Some studies suggest a positive association between arsenic exposure and risk of diabetes. However, the findings are inconsistent and inconclusive, particularly at a low to moderate arsenic exposure level, and longitudinal data are lacking.
A team of researchers, including Dr. April Carson, associate professor in the department of epidemiology at University of Alabama at Birmingham School of Public Health, examined toenail arsenic at low to moderate level in young adulthood in relation to incidence of diabetes later in life.
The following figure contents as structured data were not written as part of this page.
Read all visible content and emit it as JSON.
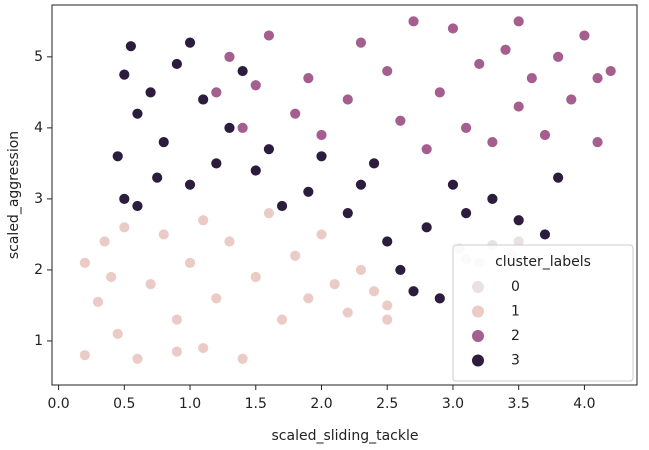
{
  "chart_data": {
    "type": "scatter",
    "x_label": "scaled_sliding_tackle",
    "y_label": "scaled_aggression",
    "legend_title": "cluster_labels",
    "legend_position": "lower right",
    "xlim": [
      -0.05,
      4.4
    ],
    "ylim": [
      0.38,
      5.73
    ],
    "xticks": [
      {
        "value": 0,
        "label": "0.0"
      },
      0.5,
      {
        "value": 1,
        "label": "1.0"
      },
      1.5,
      {
        "value": 2,
        "label": "2.0"
      },
      2.5,
      {
        "value": 3,
        "label": "3.0"
      },
      3.5,
      {
        "value": 4,
        "label": "4.0"
      }
    ],
    "yticks": [
      1,
      2,
      3,
      4,
      5
    ],
    "series": [
      {
        "name": "0",
        "color": "#e9e1e4",
        "x": [
          3.05,
          3.2,
          3.3,
          3.45,
          3.5,
          3.1
        ],
        "values": [
          2.3,
          2.1,
          2.35,
          2.2,
          2.4,
          2.15
        ]
      },
      {
        "name": "1",
        "color": "#ebcbc6",
        "x": [
          0.2,
          0.3,
          0.2,
          0.35,
          0.45,
          0.5,
          0.6,
          0.7,
          0.8,
          0.9,
          1.0,
          1.1,
          1.2,
          1.3,
          1.4,
          1.5,
          1.6,
          1.7,
          1.8,
          1.9,
          2.0,
          2.1,
          2.2,
          2.3,
          2.4,
          2.5,
          0.4,
          0.9,
          1.1,
          2.5
        ],
        "values": [
          2.1,
          1.55,
          0.8,
          2.4,
          1.1,
          2.6,
          0.75,
          1.8,
          2.5,
          1.3,
          2.1,
          0.9,
          1.6,
          2.4,
          0.75,
          1.9,
          2.8,
          1.3,
          2.2,
          1.6,
          2.5,
          1.8,
          1.4,
          2.0,
          1.7,
          1.5,
          1.9,
          0.85,
          2.7,
          1.3
        ]
      },
      {
        "name": "2",
        "color": "#a45f8e",
        "x": [
          1.3,
          1.5,
          1.6,
          1.8,
          1.9,
          2.0,
          2.2,
          2.3,
          2.5,
          2.6,
          2.7,
          2.8,
          2.9,
          3.0,
          3.1,
          3.2,
          3.3,
          3.4,
          3.5,
          3.5,
          3.6,
          3.7,
          3.8,
          3.9,
          4.0,
          4.1,
          4.2,
          4.1,
          1.4,
          1.2
        ],
        "values": [
          5.0,
          4.6,
          5.3,
          4.2,
          4.7,
          3.9,
          4.4,
          5.2,
          4.8,
          4.1,
          5.5,
          3.7,
          4.5,
          5.4,
          4.0,
          4.9,
          3.8,
          5.1,
          4.3,
          5.5,
          4.7,
          3.9,
          5.0,
          4.4,
          5.3,
          4.7,
          4.8,
          3.8,
          4.0,
          4.5
        ]
      },
      {
        "name": "3",
        "color": "#2c1d3e",
        "x": [
          0.5,
          0.55,
          0.6,
          0.45,
          0.5,
          0.7,
          0.8,
          0.9,
          1.0,
          1.1,
          1.2,
          0.6,
          1.0,
          1.3,
          1.5,
          1.7,
          1.9,
          2.0,
          2.2,
          2.4,
          2.5,
          2.6,
          2.8,
          2.9,
          3.0,
          3.1,
          3.3,
          3.5,
          3.7,
          3.8,
          2.7,
          1.4,
          0.75,
          1.6,
          2.3
        ],
        "values": [
          4.75,
          5.15,
          4.2,
          3.6,
          3.0,
          4.5,
          3.8,
          4.9,
          5.2,
          4.4,
          3.5,
          2.9,
          3.2,
          4.0,
          3.4,
          2.9,
          3.1,
          3.6,
          2.8,
          3.5,
          2.4,
          2.0,
          2.6,
          1.6,
          3.2,
          2.8,
          3.0,
          2.7,
          2.5,
          3.3,
          1.7,
          4.8,
          3.3,
          3.7,
          3.2
        ]
      }
    ]
  }
}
This study included 4102 black and white participants aged 20-32 at baseline (1987-88) who completed up to 7 follow-up exams through 2015-16. Toenail arsenic was measured by collision-cell inductively-coupled-plasma mass-spectrometry. Incident diabetes was defined as fasting glucose ≥ 126 mg/dL, non-fasting glucose ≥ 200 mg/dL, 2-h postchallenge glucose ≥ 200 mg/dL, hemoglobin A1c ≥ 6.5%, or use of glucose-lowering medications. Cox proportional hazards model and generalized estimating equations (GEEs) were used to determine the associations of quintiles of toenail arsenic with incident diabetes and other metabolic parameters. The median (inter-quartile range) toenail arsenic level was 0.097 (0.065-0.150) ppm in this study.
[Photo: Dr. April Carson]
During the follow-up period, 599 incident cases of diabetes were identified. After adjustment for potential confounders, the hazards ratio (95 percent confidence interval) was 0.96 (0.73, 1.27) (P for linear trend= 0.85) comparing the highest to the lowest quintile of toenail arsenic levels. No significant association was observed between toenail arsenic and levels of fasting glucose, insulin, homeostatic model assessment of insulin resistance, homeostatic model assessment of beta cell function, or C-reactive protein. The null associations persisted across subgroups of age, sex, race, and body mass index.
Findings from this longitudinal study do not support the hypothesis that low to moderate toenail arsenic levels in young adulthood is associated with diabetes risk later in life.